裏生徒会部+
「柊也とお昼を食べるのは初めてだから嬉しいわ♪」
「そして今日で最後な」
「そうね」
珍しく頷く。
いつもなら「どうしてそうなるのよー!」とか言いそうなのに。
栗原は俺の顔を見た後、弁当を広げながら口を開いた。
「もうすぐ卒業だから。私もしんくんも」
「卒業…」
そうだった。
栗原も笹島も3年だから今年度で卒業か。
あと1ヶ月もない。
「あら、柊也寂しいのね?可愛い♡」
「一言も言ってない」
「そんな寂しがり屋さんの柊也にプレゼントがあるの♪」
結局出会ってから一度も人の言うことを聞かず、自分の良いように話を進める栗原。
立ち上がると部室の隅に置いてある小さな冷蔵庫を開け、中から何かを取り出すと戻ってきた。
そしてそのまま此方へと差し出す。
「はい、ハッピーバレンタイン♡」
「あぁ…ありがと」
「えっ」
「なんだよ」
俺が受け取った瞬間、目を大きく開いて驚く。
どこに急に驚く要素があったのかが全くわからず、栗原の様子を窺っていると次はにんまりとなんとも嬉しそうな表情を見せながら座った。

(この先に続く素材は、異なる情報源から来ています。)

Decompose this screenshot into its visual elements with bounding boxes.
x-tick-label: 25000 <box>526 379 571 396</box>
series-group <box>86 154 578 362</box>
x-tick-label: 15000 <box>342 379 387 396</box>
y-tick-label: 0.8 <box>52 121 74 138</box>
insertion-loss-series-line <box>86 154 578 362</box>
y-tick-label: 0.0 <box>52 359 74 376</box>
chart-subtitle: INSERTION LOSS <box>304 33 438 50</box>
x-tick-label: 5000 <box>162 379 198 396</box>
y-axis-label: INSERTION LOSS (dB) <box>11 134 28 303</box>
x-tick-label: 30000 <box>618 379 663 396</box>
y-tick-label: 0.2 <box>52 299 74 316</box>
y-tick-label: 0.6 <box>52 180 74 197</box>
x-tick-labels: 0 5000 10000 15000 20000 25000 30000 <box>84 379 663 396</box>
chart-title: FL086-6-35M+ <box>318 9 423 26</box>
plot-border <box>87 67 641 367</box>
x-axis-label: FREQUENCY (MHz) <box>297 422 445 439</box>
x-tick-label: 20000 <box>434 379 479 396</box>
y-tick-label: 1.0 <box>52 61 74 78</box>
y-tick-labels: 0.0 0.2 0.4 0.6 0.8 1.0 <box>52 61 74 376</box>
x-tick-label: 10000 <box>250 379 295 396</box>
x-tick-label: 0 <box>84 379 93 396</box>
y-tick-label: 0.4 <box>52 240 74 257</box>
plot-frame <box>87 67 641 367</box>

表情がコロコロ変わり過ぎて何を考えているのかわからない。
「まさか本当に柊也が素直に受け取ってくれるとは思わなかったわ。しかもお礼まで言うなんて」
「はぁ…?そんなことで驚いたのか」
「そんなことじゃないわよー!とーってもびっくりだし、なにより嬉しい♡」
「…あっそ」
「やだ。照れてるー可愛いー♡」
「照れてない」
栗原はにやけた表情のままおかずを口へと運ぶ。
「柊也とお昼一緒に食べれるしチョコも受け取ってもらえたし、今日はとーってもいい日ね♪」
「別にチョコならいつでももらうけど」
「ふふふっ。静ちゃんが言ってた通り、柊也はチョコがだーいすきなのね」
「静音が?」
「そうそう。朝会った時に教えてくれたの。それとクッキー貰っちゃった♪」
栗原が鞄から取り出したのは悠と吉野が貰っていたものと全く同じラッピングをされた袋。
どうやら静音は栗原にもあげたらしい。
「あら。なぁにその顔?もしかして…羨ましいの?」
「別に」
「えっ!?それって貰った行為が?それとも相手?静ちゃんだから?」
興味津々といった顔で前のめりになり詰め寄ってくる。
「羨ましいとか言ってないだろ」
「言ったわ。柊也の「別に」は図星の時に言うことだもの。お見通しよ♡」
「…………」
「それで?どっちなの?」
「…………」
「って聞くまでもないわね。ほんと柊也も静ちゃんもわかりやすーい♡」
「…うるさい」
「あっ!ちょっと柊也ー!私まだご飯食べ終わってないのにー!」
栗原は放っておいてさっさと戻ろう。